Open Access Article

Title: Analysis of an intelligent piano music transcription model by deep reinforcement learning

Authors: Yan Hu; Jing Wang

Addresses: Humanities Quality Education Center, University of Science and Technology, Beijing 100083, China ' Humanities Quality Education Center, University of Science and Technology, Beijing 100083, China

Abstract: To improve the accuracy of automatic piano music transcription in complex environments, a recognition system applicable to practical scenarios such as music education assistance and intelligent performance analysis was developed. First, audio features were extracted using Log-Mel spectrograms, combined with data augmentation and adaptive pitch normalisation to enhance model robustness. Second, a state-action modelling mechanism integrating a Transformer encoder with a multidimensional action space was constructed to precisely represent note content, rhythmic positions, and dynamics information. Finally, a primary policy and an auxiliary rhythm policy based on proximal policy optimisation (PPO) were designed, and a multidimensional reward function along with imitation learning signals were introduced to jointly optimise the note prediction strategy. Comparative experiments indicated that incorporating the multidimensional action structure and boundary auxiliary strategy significantly improved recognition accuracy.

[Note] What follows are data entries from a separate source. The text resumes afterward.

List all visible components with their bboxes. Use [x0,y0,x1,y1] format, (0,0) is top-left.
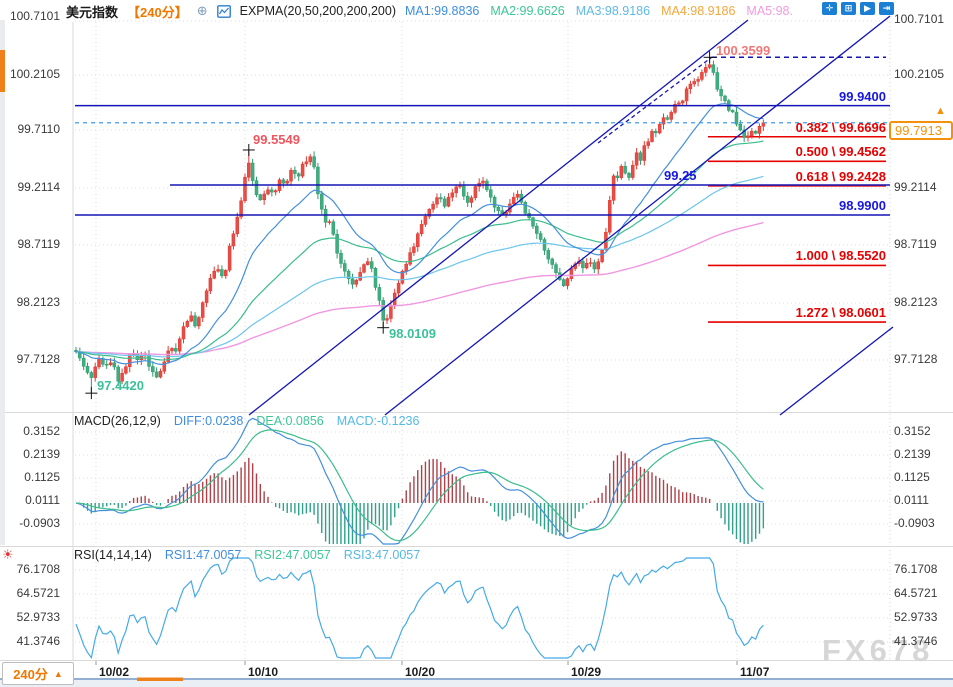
fibonacci-lines [708,135,886,323]
indicator-chart-icon[interactable] [216,4,231,18]
current-price-box: 99.7913 [889,121,953,140]
rsi-axis-label: 76.1708 [894,562,938,576]
price-axis-label: 99.2114 [17,180,61,194]
price-up-arrow-icon: ▲ [935,105,946,117]
period-button[interactable]: 240分 ▲ [2,662,74,685]
macd-axis-label: 0.1125 [24,470,60,484]
exit-fullscreen-icon[interactable]: ⇥ [879,2,894,15]
ma-legend: MA1:99.8836 MA2:99.6626 MA3:98.9186 MA4:98.… [405,4,804,18]
pan-crosshair-icon[interactable]: ✛ [822,2,837,15]
rsi-title: RSI(14,14,14) [74,548,152,562]
macd-header: MACD(26,12,9) DIFF:0.0238 DEA:0.0856 MACD:… [74,414,419,428]
rsi-axis-label: 76.1708 [16,562,60,576]
left-scrollbar[interactable] [0,20,5,545]
symbol-title: 美元指数 [66,4,119,20]
rsi-value-label: RSI2:47.0057 [254,548,331,562]
ma-value-label: MA5:98. [746,4,793,18]
price-axis-label: 99.7110 [17,122,61,136]
price-annotation: 98.0109 [389,326,436,341]
macd-layer [75,417,765,545]
macd-axis-label: -0.0903 [19,516,60,530]
rsi-layer [75,557,764,660]
macd-value-label: MACD:-0.1236 [336,414,420,428]
extreme-markers [85,51,716,400]
sun-icon[interactable]: ☀ [2,547,14,562]
price-annotation: 100.3599 [716,43,771,58]
gridlines [0,20,953,665]
price-axis-label: 97.7128 [894,352,938,366]
price-axis-label: 97.7128 [16,352,60,366]
macd-axis-label: 0.1125 [894,470,930,484]
level-label: 99.25 [664,168,697,184]
price-axis-label: 98.2123 [894,295,938,309]
ma-value-label: MA2:99.6626 [490,4,565,18]
date-label: 11/07 [740,665,770,679]
zoom-window-icon[interactable]: ⊞ [841,2,856,15]
macd-value-label: DIFF:0.0238 [173,414,244,428]
price-axis-label: 98.2123 [16,295,60,309]
ma-value-label: MA3:98.9186 [575,4,651,18]
scrollbar-thumb[interactable] [0,50,5,92]
price-annotation: 97.4420 [97,378,144,393]
macd-axis-label: 0.0111 [25,493,60,507]
macd-axis-label: 0.2139 [894,447,931,461]
period-label: 240分 [13,667,48,682]
macd-axis-label: 0.0111 [894,493,929,507]
date-label: 10/29 [571,665,602,679]
price-axis-label: 98.7119 [894,237,937,251]
price-annotation: 99.5549 [253,132,300,147]
level-label: 99.9400 [839,88,886,104]
trend-channel-lines [248,15,894,416]
rsi-axis-label: 64.5721 [16,586,60,600]
macd-value-label: DEA:0.0856 [256,414,324,428]
expma-lines [75,103,764,366]
rsi-axis-label: 41.3746 [894,634,938,648]
macd-axis-label: 0.2139 [23,447,60,461]
fib-level-label: 0.500 \ 99.4562 [795,144,886,160]
level-label: 98.9900 [839,197,886,213]
price-axis-label: 100.2105 [9,67,60,81]
fib-level-label: 1.272 \ 98.0601 [795,305,886,320]
toolbar: ✛ ⊞ ▶ ⇥ [822,2,894,15]
date-label: 10/20 [405,665,436,679]
chart-mode-icon[interactable]: ▶ [860,2,875,15]
price-axis-label: 100.7101 [894,12,945,26]
date-label: 10/10 [248,665,279,679]
add-indicator-icon[interactable]: ⊕ [196,3,208,18]
macd-axis-label: 0.3152 [23,424,60,438]
candles-layer [74,57,766,394]
rsi-axis-label: 52.9733 [894,610,938,624]
price-axis-label: 98.7119 [17,237,61,251]
bottom-bar-decor [0,677,953,687]
ma-value-label: MA4:98.9186 [661,4,736,18]
macd-axis-label: 0.3152 [894,424,931,438]
chart-header: 美元指数 【240分】 ⊕ EXPMA(20,50,200,200,200) M… [66,0,804,22]
price-axis-label: 99.2114 [894,180,937,194]
fib-level-label: 0.382 \ 99.6696 [795,119,886,135]
indicator-name: EXPMA(20,50,200,200,200) [239,4,396,18]
rsi-axis-label: 41.3746 [16,634,60,648]
macd-axis-label: -0.0903 [894,516,935,530]
rsi-header: RSI(14,14,14) RSI1:47.0057 RSI2:47.0057 RS… [74,548,420,562]
rsi-value-label: RSI1:47.0057 [164,548,242,562]
price-axis-label: 100.2105 [894,67,945,81]
ma-value-label: MA1:99.8836 [404,4,480,18]
timeframe-label[interactable]: 【240分】 [127,4,188,20]
macd-title: MACD(26,12,9) [74,414,161,428]
price-axis-label: 100.7101 [9,9,60,23]
fib-level-label: 1.000 \ 98.5520 [795,248,886,264]
date-label: 10/02 [99,665,130,679]
price-levels [75,56,890,216]
watermark: FX678 [822,633,934,668]
rsi-value-label: RSI3:47.0057 [343,548,421,562]
fib-level-label: 0.618 \ 99.2428 [795,168,886,184]
rsi-axis-label: 52.9733 [16,610,60,624]
rsi-axis-label: 64.5721 [894,586,938,600]
chevron-up-icon: ▲ [53,668,63,679]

The proposed method achieves high-precision piano audio transcription with strong structural continuity.

Keywords: piano transcription; deep reinforcement learning; DRL; multidimensional action space; music sequence modelling; proximal policy optimisation; PPO.

DOI: 10.1504/IJICT.2026.151494

International Journal of Information and Communication Technology, 2026 Vol.27 No.3, pp.18 - 35

Received: 29 Sep 2025
Accepted: 10 Nov 2025

Published online: 02 Feb 2026 *